Poster
in
Workshop: Topology, Algebra, and Geometry in Machine Learning
The Power of Recursion in Graph Neural Networks for Counting Substructures
Behrooz Tahmasebi · Derek Lim · Stefanie Jegelka
To achieve a graph representation, most Graph Neural Networks (GNNs) follow two steps: first, each graph is decomposed into a number of subgraphs (which we call the recursion step), and then the collection of subgraphs is encoded.
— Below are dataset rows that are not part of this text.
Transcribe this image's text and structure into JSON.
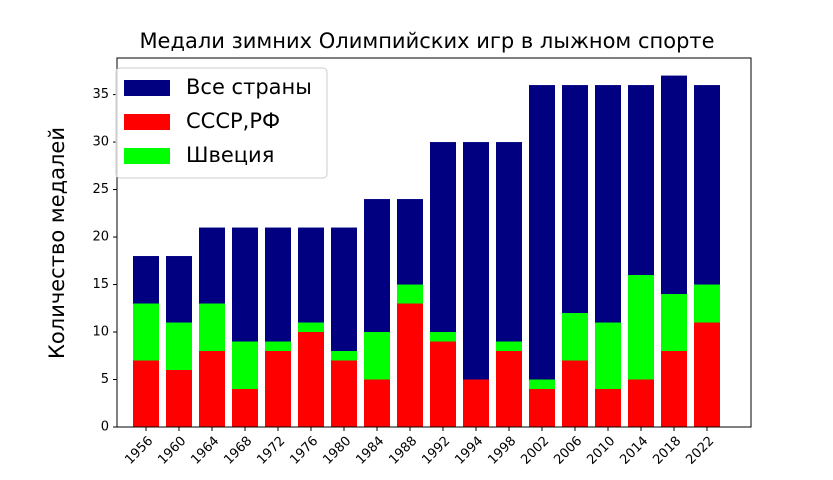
{
  "chart_data": {
    "type": "bar",
    "title": "Медали зимних Олимпийских игр в лыжном спорте",
    "ylabel": "Количество медалей",
    "categories": [
      "1956",
      "1960",
      "1964",
      "1968",
      "1972",
      "1976",
      "1980",
      "1984",
      "1988",
      "1992",
      "1994",
      "1998",
      "2002",
      "2006",
      "2010",
      "2014",
      "2018",
      "2022"
    ],
    "series": [
      {
        "name": "Все страны",
        "color": "#000080",
        "values": [
          18,
          18,
          21,
          21,
          21,
          21,
          21,
          24,
          24,
          30,
          30,
          30,
          36,
          36,
          36,
          36,
          37,
          36
        ]
      },
      {
        "name": "СССР,РФ",
        "color": "#ff0000",
        "values": [
          7,
          6,
          8,
          4,
          8,
          10,
          7,
          5,
          13,
          9,
          5,
          8,
          4,
          7,
          4,
          5,
          8,
          11
        ]
      },
      {
        "name": "Швеция",
        "color": "#00ff00",
        "values": [
          6,
          5,
          5,
          5,
          1,
          1,
          1,
          5,
          2,
          1,
          0,
          1,
          1,
          5,
          7,
          11,
          6,
          4
        ]
      }
    ],
    "ylim": [
      0,
      38.85
    ],
    "yticks": [
      0,
      5,
      10,
      15,
      20,
      25,
      30,
      35
    ],
    "legend": "upper left"
  }
}
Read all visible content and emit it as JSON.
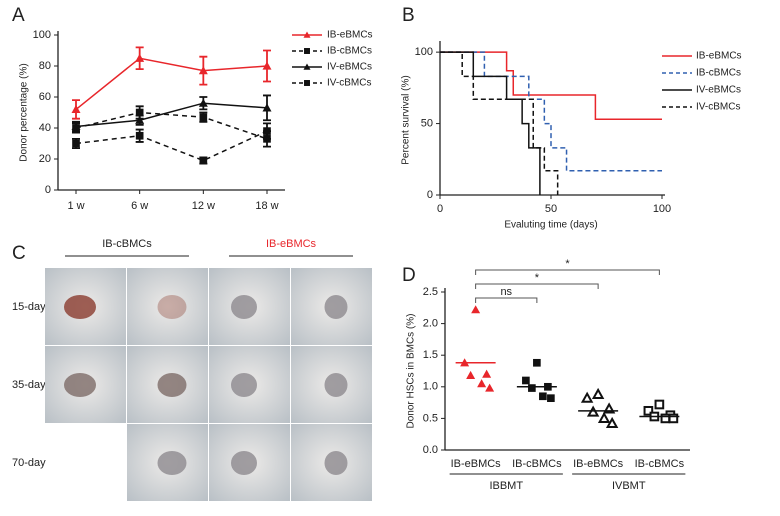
{
  "chart_data": [
    {
      "type": "line",
      "panel_label": "A",
      "ylabel": "Donor percentage (%)",
      "categories": [
        "1 w",
        "6 w",
        "12 w",
        "18 w"
      ],
      "ylim": [
        0,
        100
      ],
      "yticks": [
        0,
        20,
        40,
        60,
        80,
        100
      ],
      "series": [
        {
          "name": "IB-eBMCs",
          "color": "#e8262b",
          "marker": "triangle",
          "dashed": false,
          "values": [
            52,
            85,
            77,
            80
          ],
          "errors": [
            6,
            7,
            9,
            10
          ]
        },
        {
          "name": "IB-cBMCs",
          "color": "#111111",
          "marker": "square",
          "dashed": true,
          "values": [
            40,
            50,
            47,
            33
          ],
          "errors": [
            3,
            4,
            3,
            5
          ]
        },
        {
          "name": "IV-eBMCs",
          "color": "#111111",
          "marker": "triangle",
          "dashed": false,
          "values": [
            41,
            45,
            56,
            53
          ],
          "errors": [
            3,
            3,
            4,
            8
          ]
        },
        {
          "name": "IV-cBMCs",
          "color": "#111111",
          "marker": "square",
          "dashed": true,
          "values": [
            30,
            35,
            19,
            38
          ],
          "errors": [
            3,
            4,
            2,
            5
          ]
        }
      ]
    },
    {
      "type": "step",
      "panel_label": "B",
      "ylabel": "Percent survival (%)",
      "xlabel": "Evaluting time (days)",
      "xlim": [
        0,
        100
      ],
      "xticks": [
        0,
        50,
        100
      ],
      "ylim": [
        0,
        105
      ],
      "yticks": [
        0,
        50,
        100
      ],
      "series": [
        {
          "name": "IB-eBMCs",
          "color": "#e8262b",
          "dashed": false,
          "x": [
            0,
            30,
            33,
            70,
            100
          ],
          "values": [
            100,
            87,
            70,
            53,
            53
          ]
        },
        {
          "name": "IB-cBMCs",
          "color": "#3060b0",
          "dashed": true,
          "x": [
            0,
            20,
            40,
            47,
            50,
            57,
            100
          ],
          "values": [
            100,
            83,
            67,
            50,
            33,
            17,
            17
          ]
        },
        {
          "name": "IV-eBMCs",
          "color": "#111111",
          "dashed": false,
          "x": [
            0,
            15,
            30,
            37,
            40,
            45
          ],
          "values": [
            100,
            83,
            67,
            50,
            33,
            0
          ]
        },
        {
          "name": "IV-cBMCs",
          "color": "#111111",
          "dashed": true,
          "x": [
            0,
            10,
            15,
            42,
            47,
            53
          ],
          "values": [
            100,
            83,
            67,
            33,
            17,
            0
          ]
        }
      ]
    },
    {
      "type": "dot",
      "panel_label": "D",
      "ylabel": "Donor HSCs in BMCs (%)",
      "categories": [
        "IB-eBMCs",
        "IB-cBMCs",
        "IB-eBMCs",
        "IB-cBMCs"
      ],
      "group_labels": [
        "IBBMT",
        "IVBMT"
      ],
      "ylim": [
        0,
        2.5
      ],
      "yticks": [
        {
          "value": 0,
          "label": "0.0"
        },
        0.5,
        {
          "value": 1,
          "label": "1.0"
        },
        1.5,
        {
          "value": 2,
          "label": "2.0"
        },
        2.5
      ],
      "points": [
        [
          2.22,
          1.38,
          1.2,
          1.18,
          1.05,
          0.98
        ],
        [
          1.38,
          1.1,
          1.0,
          0.98,
          0.85,
          0.82
        ],
        [
          0.88,
          0.82,
          0.65,
          0.6,
          0.5,
          0.42
        ],
        [
          0.72,
          0.62,
          0.55,
          0.53,
          0.5,
          0.5
        ]
      ],
      "means": [
        1.38,
        1.0,
        0.62,
        0.53
      ],
      "colors": [
        "#e8262b",
        "#111111",
        "#111111",
        "#111111"
      ],
      "markers": [
        "triangle",
        "square",
        "triangle-open",
        "square-open"
      ],
      "comparisons": [
        "ns",
        "*",
        "*"
      ]
    }
  ],
  "photo_panel": {
    "panel_label": "C",
    "columns": [
      "IB-cBMCs",
      "IB-eBMCs"
    ],
    "column_colors": [
      "#222222",
      "#e8262b"
    ],
    "rows": [
      "15-day",
      "35-day",
      "70-day"
    ]
  }
}
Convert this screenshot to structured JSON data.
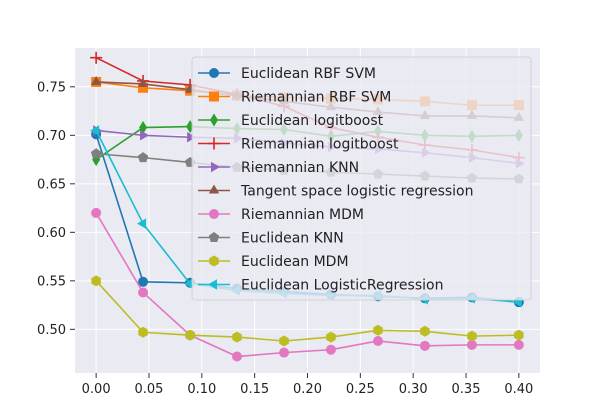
{
  "chart_data": {
    "type": "line",
    "title": "",
    "xlabel": "",
    "ylabel": "",
    "x": [
      0.0,
      0.0444,
      0.0889,
      0.1333,
      0.1778,
      0.2222,
      0.2667,
      0.3111,
      0.3556,
      0.4
    ],
    "xlim": [
      -0.02,
      0.42
    ],
    "ylim": [
      0.455,
      0.79
    ],
    "xticks": [
      "0.00",
      "0.05",
      "0.10",
      "0.15",
      "0.20",
      "0.25",
      "0.30",
      "0.35",
      "0.40"
    ],
    "xtick_values": [
      0.0,
      0.05,
      0.1,
      0.15,
      0.2,
      0.25,
      0.3,
      0.35,
      0.4
    ],
    "yticks": [
      "0.50",
      "0.55",
      "0.60",
      "0.65",
      "0.70",
      "0.75"
    ],
    "ytick_values": [
      0.5,
      0.55,
      0.6,
      0.65,
      0.7,
      0.75
    ],
    "grid": true,
    "background": "#eaeaf2",
    "legend_position": "top-right",
    "series": [
      {
        "name": "Euclidean RBF SVM",
        "color": "#1f77b4",
        "marker": "circle",
        "values": [
          0.701,
          0.549,
          0.548,
          0.542,
          0.539,
          0.536,
          0.534,
          0.532,
          0.533,
          0.528
        ]
      },
      {
        "name": "Riemannian RBF SVM",
        "color": "#ff7f0e",
        "marker": "square",
        "values": [
          0.755,
          0.749,
          0.746,
          0.741,
          0.739,
          0.738,
          0.737,
          0.735,
          0.731,
          0.731
        ]
      },
      {
        "name": "Euclidean logitboost",
        "color": "#2ca02c",
        "marker": "thin-diamond",
        "values": [
          0.675,
          0.708,
          0.709,
          0.707,
          0.706,
          0.699,
          0.704,
          0.7,
          0.699,
          0.7
        ]
      },
      {
        "name": "Riemannian logitboost",
        "color": "#d62728",
        "marker": "plus",
        "values": [
          0.78,
          0.756,
          0.752,
          0.742,
          0.73,
          0.708,
          0.698,
          0.69,
          0.685,
          0.677
        ]
      },
      {
        "name": "Riemannian KNN",
        "color": "#9467bd",
        "marker": "triangle-right",
        "values": [
          0.705,
          0.7,
          0.698,
          0.697,
          0.692,
          0.688,
          0.686,
          0.682,
          0.677,
          0.671
        ]
      },
      {
        "name": "Tangent space logistic regression",
        "color": "#8c564b",
        "marker": "triangle-up",
        "values": [
          0.755,
          0.753,
          0.747,
          0.741,
          0.735,
          0.729,
          0.724,
          0.72,
          0.72,
          0.718
        ]
      },
      {
        "name": "Riemannian MDM",
        "color": "#e377c2",
        "marker": "circle",
        "values": [
          0.62,
          0.538,
          0.494,
          0.472,
          0.476,
          0.479,
          0.488,
          0.483,
          0.484,
          0.484
        ]
      },
      {
        "name": "Euclidean KNN",
        "color": "#7f7f7f",
        "marker": "pentagon",
        "values": [
          0.681,
          0.677,
          0.672,
          0.667,
          0.664,
          0.662,
          0.66,
          0.658,
          0.656,
          0.655
        ]
      },
      {
        "name": "Euclidean MDM",
        "color": "#bcbd22",
        "marker": "hexagon",
        "values": [
          0.55,
          0.497,
          0.494,
          0.492,
          0.488,
          0.492,
          0.499,
          0.498,
          0.493,
          0.494
        ]
      },
      {
        "name": "Euclidean LogisticRegression",
        "color": "#17becf",
        "marker": "triangle-left",
        "values": [
          0.705,
          0.609,
          0.547,
          0.54,
          0.537,
          0.535,
          0.535,
          0.531,
          0.532,
          0.528
        ]
      }
    ]
  }
}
While recently proposed higher-order networks show a remarkable increase in the expressive power through the idea of deeper neighborhoods (i.e., deeper recursion), the power of (deeper) recursion in GNNs is still not fully understood. In this paper, we study a fundamental question: what is the power of recursion by itself, without the use of any other pooling operation? To make it concrete, we consider a pure recursion-based GNN which we call Recursive Neighborhood Pooling GNN (RNP-GNN). The expressive power of an RNP-GNN and its computational cost quantifies the (purified) power of recursion for a graph representation network. We quantify the power by means of counting substructures which is one main limitation of the Message Passing graph Neural Networks (MPNNs), and show how they can exploit the sparsity of the underlying graph to achieve low-cost powerful representations. We also compare the recent lower bounds on the time complexity and show how recursive-based networks are near optimal.